Uppsala Reports editor
One of the key dictums of science is that correlation is not causation. But in pharmacovigilance, understanding what does constitute causation can have literally life-or-death consequences.
Now, in a new effort to improve that understanding, UMC has entered a collaboration with Centre for Applied Philosophy of Science at the Norwegian University of Life Sciences (NMBU CAPS). The project, CauseHealth Pharmacovigilance, will investigate causation, evidence, and complexity in medicines safety.
Led by CAPS researchers Rani Lill Anjum and Elena Rocca, along with UMC’s director Marie Lindquist, former director Ralph Edwards and other UMC researchers, CauseHealth Pharmacovigilance is developing a new approach to patient safety based on the concept of “dispositionalism”, which takes into account the complex and dynamic relationships which make up the world.
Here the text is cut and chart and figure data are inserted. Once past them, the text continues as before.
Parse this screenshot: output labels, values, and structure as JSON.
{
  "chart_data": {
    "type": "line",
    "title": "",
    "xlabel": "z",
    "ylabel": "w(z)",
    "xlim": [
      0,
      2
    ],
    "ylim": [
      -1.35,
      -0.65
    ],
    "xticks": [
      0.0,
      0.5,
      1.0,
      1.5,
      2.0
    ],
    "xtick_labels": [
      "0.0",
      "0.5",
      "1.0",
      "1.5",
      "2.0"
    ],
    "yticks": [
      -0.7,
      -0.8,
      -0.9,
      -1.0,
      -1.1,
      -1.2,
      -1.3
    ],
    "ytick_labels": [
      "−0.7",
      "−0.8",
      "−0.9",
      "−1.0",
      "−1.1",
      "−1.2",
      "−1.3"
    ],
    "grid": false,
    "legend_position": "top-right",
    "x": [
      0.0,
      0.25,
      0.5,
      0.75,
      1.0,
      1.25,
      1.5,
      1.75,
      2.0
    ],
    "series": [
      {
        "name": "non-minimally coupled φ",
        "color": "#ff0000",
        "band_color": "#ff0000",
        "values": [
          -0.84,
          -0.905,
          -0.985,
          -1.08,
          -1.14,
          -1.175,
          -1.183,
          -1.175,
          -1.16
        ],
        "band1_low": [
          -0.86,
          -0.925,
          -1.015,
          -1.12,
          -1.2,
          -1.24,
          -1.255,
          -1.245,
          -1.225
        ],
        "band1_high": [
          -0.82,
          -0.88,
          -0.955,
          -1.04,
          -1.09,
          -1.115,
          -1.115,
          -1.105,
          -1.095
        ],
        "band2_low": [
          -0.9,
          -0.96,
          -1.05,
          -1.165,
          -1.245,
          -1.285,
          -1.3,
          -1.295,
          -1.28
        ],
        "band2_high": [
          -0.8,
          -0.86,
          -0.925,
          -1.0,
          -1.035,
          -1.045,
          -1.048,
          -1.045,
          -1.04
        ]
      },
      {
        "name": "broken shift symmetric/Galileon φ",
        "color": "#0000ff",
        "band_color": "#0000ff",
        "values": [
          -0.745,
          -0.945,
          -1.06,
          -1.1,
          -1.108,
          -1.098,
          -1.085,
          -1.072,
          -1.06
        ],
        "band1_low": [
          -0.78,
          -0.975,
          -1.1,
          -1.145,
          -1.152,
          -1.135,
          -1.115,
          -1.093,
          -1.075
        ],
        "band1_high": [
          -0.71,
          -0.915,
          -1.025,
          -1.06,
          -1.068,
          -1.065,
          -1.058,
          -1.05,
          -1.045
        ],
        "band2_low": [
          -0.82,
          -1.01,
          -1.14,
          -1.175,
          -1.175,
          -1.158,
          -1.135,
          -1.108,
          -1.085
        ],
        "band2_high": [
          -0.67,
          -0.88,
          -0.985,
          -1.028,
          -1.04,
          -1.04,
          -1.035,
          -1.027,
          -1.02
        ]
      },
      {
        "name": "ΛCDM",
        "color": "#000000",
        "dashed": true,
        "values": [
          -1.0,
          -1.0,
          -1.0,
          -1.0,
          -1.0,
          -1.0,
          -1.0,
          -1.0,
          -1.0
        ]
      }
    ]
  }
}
“Each of us has a unique set of dispositions, which affect the way we react to medicines. The challenge is not only to look at what happens at the population level, but to identify the critical factors that determine when and how a medicine can be used safely by a particular individual,” said Lindquist.
“Pharmacovigilance is a perfect case of causal evidencing when statistical knowledge is limited. This makes it an interesting starting point for looking into how individual dispositions contribute to tease out previously hidden dispositions of the drug,” said Dr Anjum.